Más del 80% de las mujeres aceptan haber
dicho una "mentira blanca" o inofensiva.
31% de la gente acepta haber mentido en sus
currículos.
En un estudio realizado a 1,500 personas,
13% aceptó haberle mentido a su médico. El 30% de los casos manipuló la verdad
al darle información personal; 40% mintió en cuanto al seguimiento que le
dieron a su tratamiento médico y 30% mintió sobre su régimen alimenticio y sus
rutinas de ejercicio.
Mucha gente e instituciones serias le ponen
atención especial a este fenómeno a veces inexplicable, pero distintivamente
humano: la mentira.
El 60% de la gente miente en promedio tres
veces durante una conversación de 10 minutos.
Más o menos los hombres dicen seis mentiras
diarias a su pareja, colaboradores y jefe; las mujeres sólo tres.

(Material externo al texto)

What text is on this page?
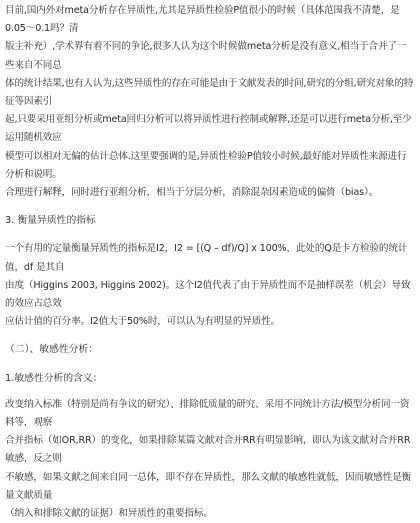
目前,国内外对meta分析存在异质性,尤其是异质性检验P值很小的时候（具体范围我不清楚，是0.05～0.1吗？清

版主补充）,学术界有着不同的争论,很多人认为这个时候做meta分析是没有意义,相当于合并了一些来自不同总

体的统计结果,也有人认为,这些异质性的存在可能是由于文献发表的时间,研究的分组,研究对象的特征等因素引

起,只要采用亚组分析或meta回归分析可以将异质性进行控制或解释,还是可以进行meta分析,至少运用随机效应

模型可以相对无偏的估计总体.这里要强调的是,异质性检验P值较小时候,最好能对异质性来源进行分析和说明。

合理进行解释，同时进行亚组分析，相当于分层分析，消除混杂因素造成的偏倚（bias）。

3. 衡量异质性的指标

一个有用的定量衡量异质性的指标是I2，I2 = [(Q – df)/Q] x 100%，此处的Q是卡方检验的统计值，df 是其自

由度（Higgins 2003, Higgins 2002)。这个I2值代表了由于异质性而不是抽样误差（机会）导致的效应占总效

应估计值的百分率。I2值大于50%时，可以认为有明显的异质性。

（二）、敏感性分析：

1.敏感性分析的含义：

改变纳入标准（特别是尚有争议的研究）、排除低质量的研究、采用不同统计方法/模型分析同一资料等，观察

合并指标（如OR,RR）的变化，如果排除某篇文献对合并RR有明显影响，即认为该文献对合并RR敏感，反之则

不敏感，如果文献之间来自同一总体，即不存在异质性，那么文献的敏感性就低，因而敏感性是衡量文献质量

（纳入和排除文献的证据）和异质性的重要指标。
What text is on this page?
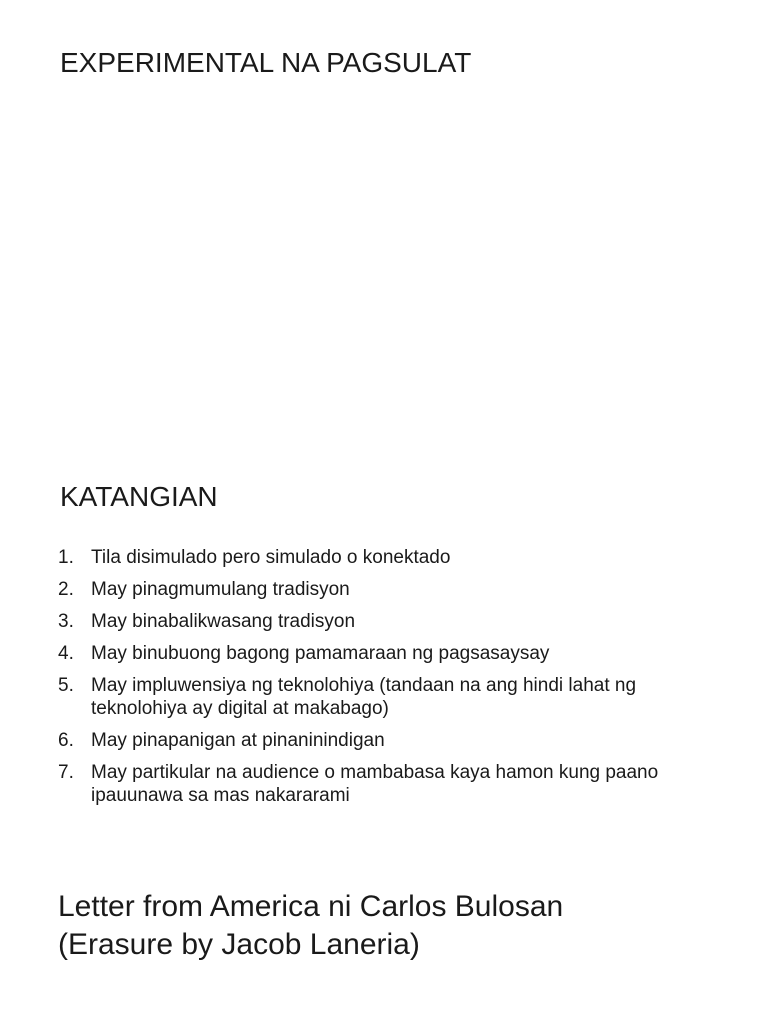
EXPERIMENTAL NA PAGSULAT
KATANGIAN
1. Tila disimulado pero simulado o konektado
2. May pinagmumulang tradisyon
3. May binabalikwasang tradisyon
4. May binubuong bagong pamamaraan ng pagsasaysay
5. May impluwensiya ng teknolohiya (tandaan na ang hindi lahat ng teknolohiya ay digital at makabago)
6. May pinapanigan at pinaninindigan
7. May partikular na audience o mambabasa kaya hamon kung paano ipauunawa sa mas nakararami
Letter from America ni Carlos Bulosan
(Erasure by Jacob Laneria)
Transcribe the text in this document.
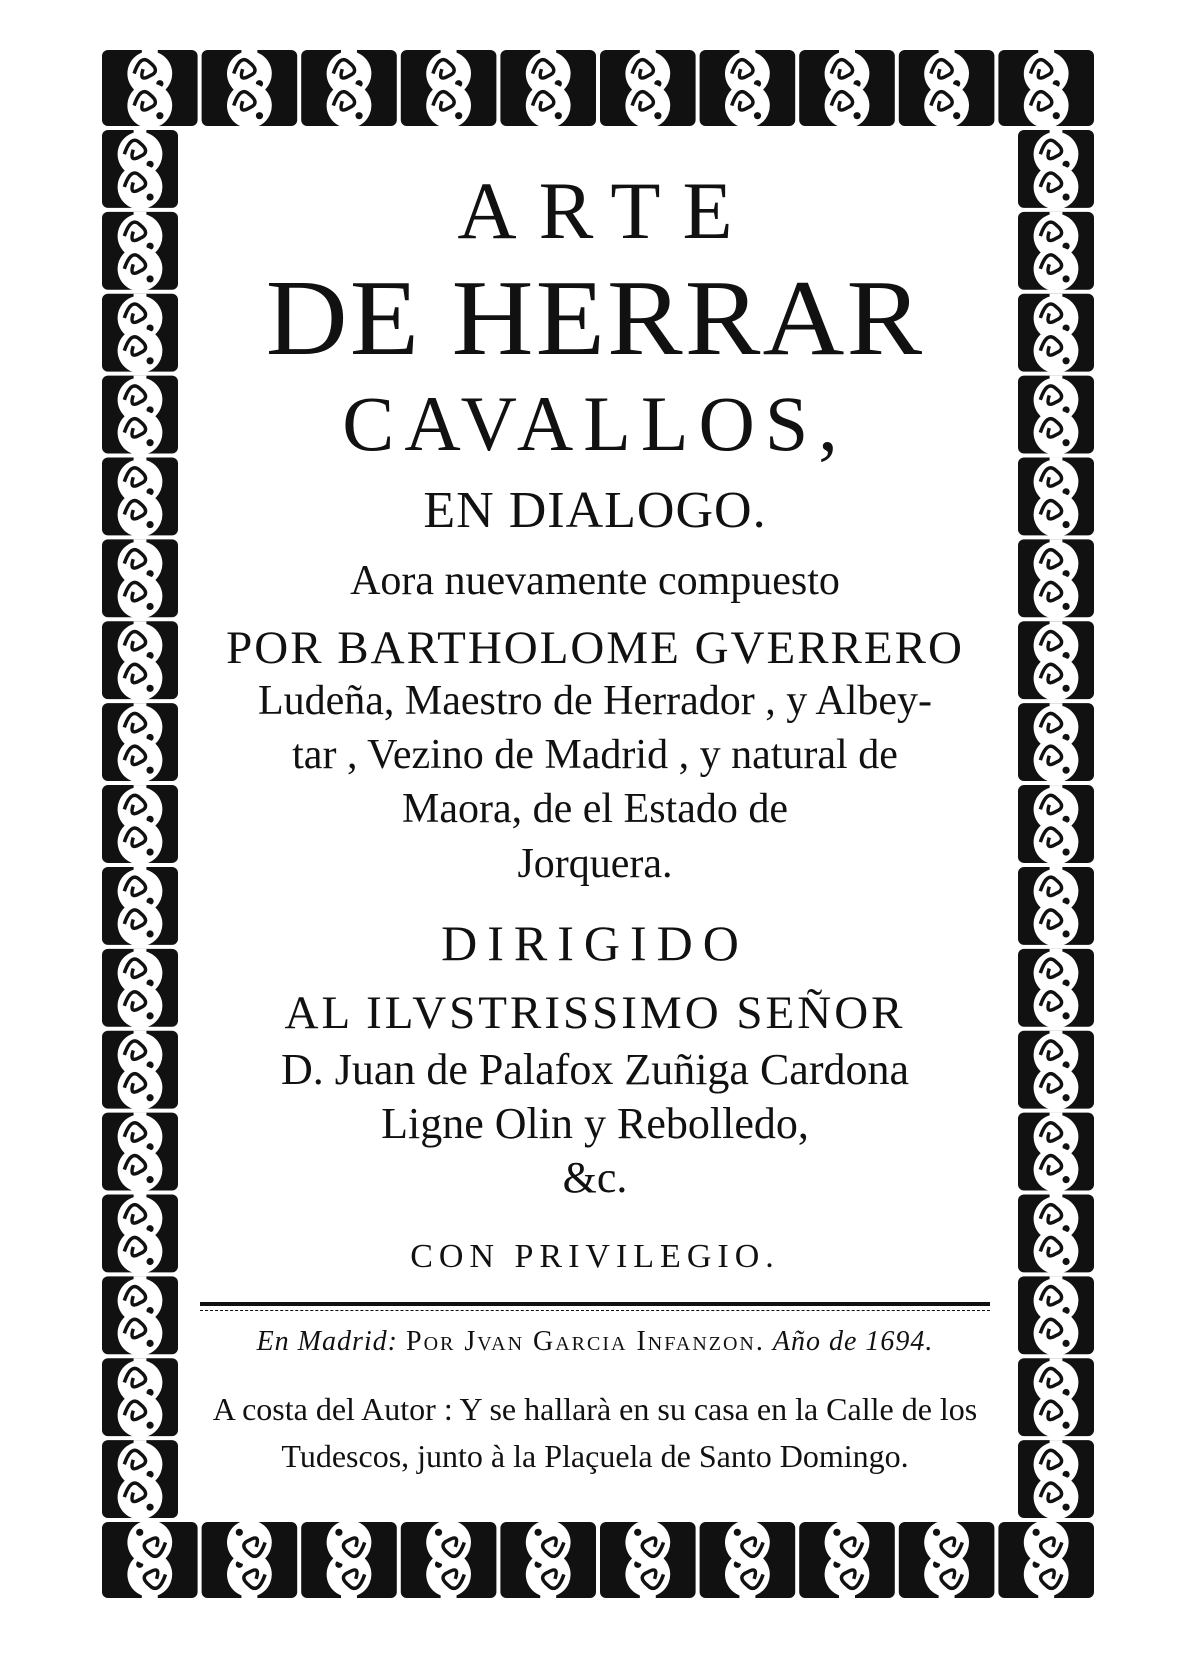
ARTE
DE HERRAR
CAVALLOS,
EN DIALOGO.
Aora nuevamente compuesto
POR BARTHOLOME GVERRERO
Ludeña, Maestro de Herrador , y Albey-
tar , Vezino de Madrid , y natural de
Maora, de el Estado de
Jorquera.
DIRIGIDO
AL ILVSTRISSIMO SEÑOR
D. Juan de Palafox Zuñiga Cardona
Ligne Olin y Rebolledo,
&c.
CON PRIVILEGIO.
En Madrid: Por Jvan Garcia Infanzon. Año de 1694.
A costa del Autor : Y se hallarà en su casa en la Calle de los
Tudescos, junto à la Plaçuela de Santo Domingo.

No estoy muy interesado en adivinar por qué
mentimos ni aventurarme a juzgar las razones que cada quien tenga para hacerlo;
lo que me interesa es aceptes que eres un mentiroso, que no te gusta ser
descubierto y que aunque es algo normal, incluso natural; no necesariamente
eres bueno.
¿Recuerdas a tu mamá, pareja, hermano o
mejor amigo diciéndote: "sé cuándo me estás mintiendo" o "no
sabes mentir"? Bueno, pues como un servicio público gratuito, te voy a dar
cinco tips para decir mentiras y no morir en el intento:
1.
Cuida
el lenguaje: los mentirosos tienden a utilizar las mismas palabras que el
mentido:
- ¿Estuviste hablando con tu
ex?
- No, no estuve hablando con
mi ex.
El mentiroso también dice más
palabras de las necesarias para intentar ser más convincente; evita decir una
mentira directa y prefiere una aseveración con un significado implícito:
- ¿Acaso me viste hablando con
mi ex?
Finalmente, el mentiroso evita
los nombres:
- Yo hace mucho que no hablo
con esa persona.
Da respuestas claras y
concretas, usa el nombre de las personas, mantente breve y serás contundente.
2.
Utiliza
todo tu cuerpo: Al mentir, inconscientemente queremos ocupar menos espacio, por
lo que nuestros movimientos son rígidos y cortos; extiende tus movimientos de
manera natural, adopta una posición cómoda, evita tocar tu nariz u orejas. Haz
contacto visual, no lo evites; y si puedes, toca tu pecho con la mano abierta,
porque alguien que miente, no se toca el corazón.
3.
Sé
congruente con tus gestos y expresiones: No hagas pausas largas antes de
responder con emoción, ni te mantengas emocionado mucho tiempo; tampoco te
detengas abruptamente
- ¿Te gustó mi regalo?
-… … … ¿Cómo?... Pfff… ¡Obvio!...
Oye, ¿vamos a ir a la comida de tu primo?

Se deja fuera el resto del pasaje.